When i heard that, it felt scary. Iam literally doing these things. When i work i need something in the background. I either listen to Amazon music or connect to youtube in my TV and go to some mix and play that. Why did i change like this?
I was a person who was so content gazing at the clouds in the terrace or looking at passerby just standing in my balcony. The house I grew up was either full of people or it was literally empty with just me and my grandmother. Till my grandfathers death, we were joint family. (my mom's father) And i grew up with my grandparents. My mom was only daughter and she had 5 brothers. So, when she passed away I was the apple of their eye.
But, it has its cons. My maamis didnt like this. I can understand their feelings now. Slowly, it turned into aversion i guess. They got so pissed off by the attention i was getting from my paatti and thaatha.
So, the love-hate relationship continued till my thatha was there and it was only hate once he passed away.
Till i was in 5th, 3 of my uncles were away from Chennai, so my holidays would be at their place. It was fun. I was very obedient and quiet girl (no choice) i suppose. But, living away from your comfort zone prepared me well to deal with adverse situations which came later in the life. I think those taught me to deal with all kinds of people and adjust.
After my 5th std , my uncles came to live with us in the joint family. So, during holidays everyone would leave to their grandparents place, where as i would be left behind in the empty house.
My paatti didnt feel the need to engage me like we do now. We engage our children or rather we dont want them to disturb us , so we either give them mobile or gadgets or put them in some classes i think. We didnt even give them the opportunity to let them be on their own i suppose.
Thats why they are unable to cope with silence. P and Pa need either music or reels or some form of noise always.
Iam planning hereafter to restrict not by force but by getting their participation by being an example Lets see how this works out.
As usual i started with a different topic in my mind and ended up writing something different.
Let me atlease mention what i intended to write - it was gratitude - When i first thought this, the first thing that came to my mind was - I felt grateful for the food cooked by my Cook A.
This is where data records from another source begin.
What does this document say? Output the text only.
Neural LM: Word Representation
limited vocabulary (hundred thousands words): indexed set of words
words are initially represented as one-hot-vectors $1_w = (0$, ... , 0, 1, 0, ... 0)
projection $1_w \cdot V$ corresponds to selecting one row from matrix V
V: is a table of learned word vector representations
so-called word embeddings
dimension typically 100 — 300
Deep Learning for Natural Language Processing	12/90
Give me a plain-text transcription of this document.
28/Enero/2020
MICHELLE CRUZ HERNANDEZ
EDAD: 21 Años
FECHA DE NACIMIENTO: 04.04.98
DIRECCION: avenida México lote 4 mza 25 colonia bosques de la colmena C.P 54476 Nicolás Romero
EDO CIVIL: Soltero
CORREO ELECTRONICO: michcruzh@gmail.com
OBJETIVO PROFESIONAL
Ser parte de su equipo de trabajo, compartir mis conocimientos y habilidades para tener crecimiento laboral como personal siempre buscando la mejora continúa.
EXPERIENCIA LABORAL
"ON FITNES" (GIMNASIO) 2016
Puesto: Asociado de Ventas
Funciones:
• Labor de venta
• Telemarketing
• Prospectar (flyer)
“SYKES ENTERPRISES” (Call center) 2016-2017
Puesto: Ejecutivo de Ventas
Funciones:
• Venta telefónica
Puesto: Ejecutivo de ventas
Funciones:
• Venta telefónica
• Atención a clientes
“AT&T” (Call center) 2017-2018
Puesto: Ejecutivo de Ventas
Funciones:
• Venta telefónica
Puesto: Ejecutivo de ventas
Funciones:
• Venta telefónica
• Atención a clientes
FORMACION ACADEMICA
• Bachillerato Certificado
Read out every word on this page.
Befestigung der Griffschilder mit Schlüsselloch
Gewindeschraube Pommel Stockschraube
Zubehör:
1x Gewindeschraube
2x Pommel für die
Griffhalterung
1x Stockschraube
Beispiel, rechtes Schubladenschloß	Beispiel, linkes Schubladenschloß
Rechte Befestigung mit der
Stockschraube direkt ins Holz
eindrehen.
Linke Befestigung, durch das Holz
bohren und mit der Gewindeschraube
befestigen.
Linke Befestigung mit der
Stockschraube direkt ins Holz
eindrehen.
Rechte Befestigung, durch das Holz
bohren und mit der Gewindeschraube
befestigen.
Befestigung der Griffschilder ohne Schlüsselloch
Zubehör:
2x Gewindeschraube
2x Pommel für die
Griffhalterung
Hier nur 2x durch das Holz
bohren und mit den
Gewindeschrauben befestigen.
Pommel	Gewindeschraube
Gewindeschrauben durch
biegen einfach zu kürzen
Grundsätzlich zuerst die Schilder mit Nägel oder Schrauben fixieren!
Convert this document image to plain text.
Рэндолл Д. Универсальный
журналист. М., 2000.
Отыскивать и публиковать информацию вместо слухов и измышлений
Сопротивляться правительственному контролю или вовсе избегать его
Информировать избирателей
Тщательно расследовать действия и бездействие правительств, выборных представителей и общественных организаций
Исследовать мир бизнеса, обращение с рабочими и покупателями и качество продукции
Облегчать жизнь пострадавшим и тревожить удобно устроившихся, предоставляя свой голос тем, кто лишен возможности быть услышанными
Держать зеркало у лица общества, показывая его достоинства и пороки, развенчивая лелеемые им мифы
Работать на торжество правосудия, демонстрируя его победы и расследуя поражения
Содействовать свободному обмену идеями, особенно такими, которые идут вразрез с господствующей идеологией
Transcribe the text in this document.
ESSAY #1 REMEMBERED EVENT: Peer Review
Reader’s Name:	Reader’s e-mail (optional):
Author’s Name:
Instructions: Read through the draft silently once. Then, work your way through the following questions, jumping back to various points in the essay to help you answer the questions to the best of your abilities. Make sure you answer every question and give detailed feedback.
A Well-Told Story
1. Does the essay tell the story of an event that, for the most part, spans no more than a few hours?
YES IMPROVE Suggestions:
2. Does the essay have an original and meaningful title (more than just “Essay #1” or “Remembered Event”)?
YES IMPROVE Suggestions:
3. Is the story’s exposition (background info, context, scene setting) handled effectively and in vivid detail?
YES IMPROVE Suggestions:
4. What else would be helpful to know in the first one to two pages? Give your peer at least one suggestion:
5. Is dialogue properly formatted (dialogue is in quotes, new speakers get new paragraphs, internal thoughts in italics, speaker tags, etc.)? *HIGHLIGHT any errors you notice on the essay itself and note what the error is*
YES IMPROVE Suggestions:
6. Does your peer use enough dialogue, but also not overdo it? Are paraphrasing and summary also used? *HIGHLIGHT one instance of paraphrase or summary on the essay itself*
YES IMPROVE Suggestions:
Sometimes, i would be compelled to think of all the expenses involved and think that i should cook by myself and clean the house by scheduling my time properly and by this way can save few thousands.
But, something changed that thought. I started seeing engaging people for these work as an investment and giving back.
I can now concentrate more on my work and give my best and also by engaging them iam contributing to their growth too. I am not a strict officer and i try to understand from their point of view even if they dont turn up now and then (people will start bashing me saying - do you consider yourself doing favour and think yourself as god for allowing them and all) Please listen - when i say dont turn up now and then means - my maid took 5 days holiday in the first week of jan saying her mother passed away and second week for 3 days for attending the 10th week ritual and 8 days for pongal. No, this not because of her mother and not a one time thing. This happens all the months but the reason would be different. So, out of 30 days, she woud eventually turn up only for 15 days at the max, and another one whom i know for quite few years and due to her ailment agreed to come for alternate days for sweeping and mopping. That also would be sporadic - max 2 days a week due to other reasons. But i pay for 1 month.
Sometimes i wonder, why iam unable to dictate terms or be strict with them or why cant i look for another person. I still dont know the answer. Maybe because i didnt want them to suffer. Or do I think the world revolves around me . Theriyala.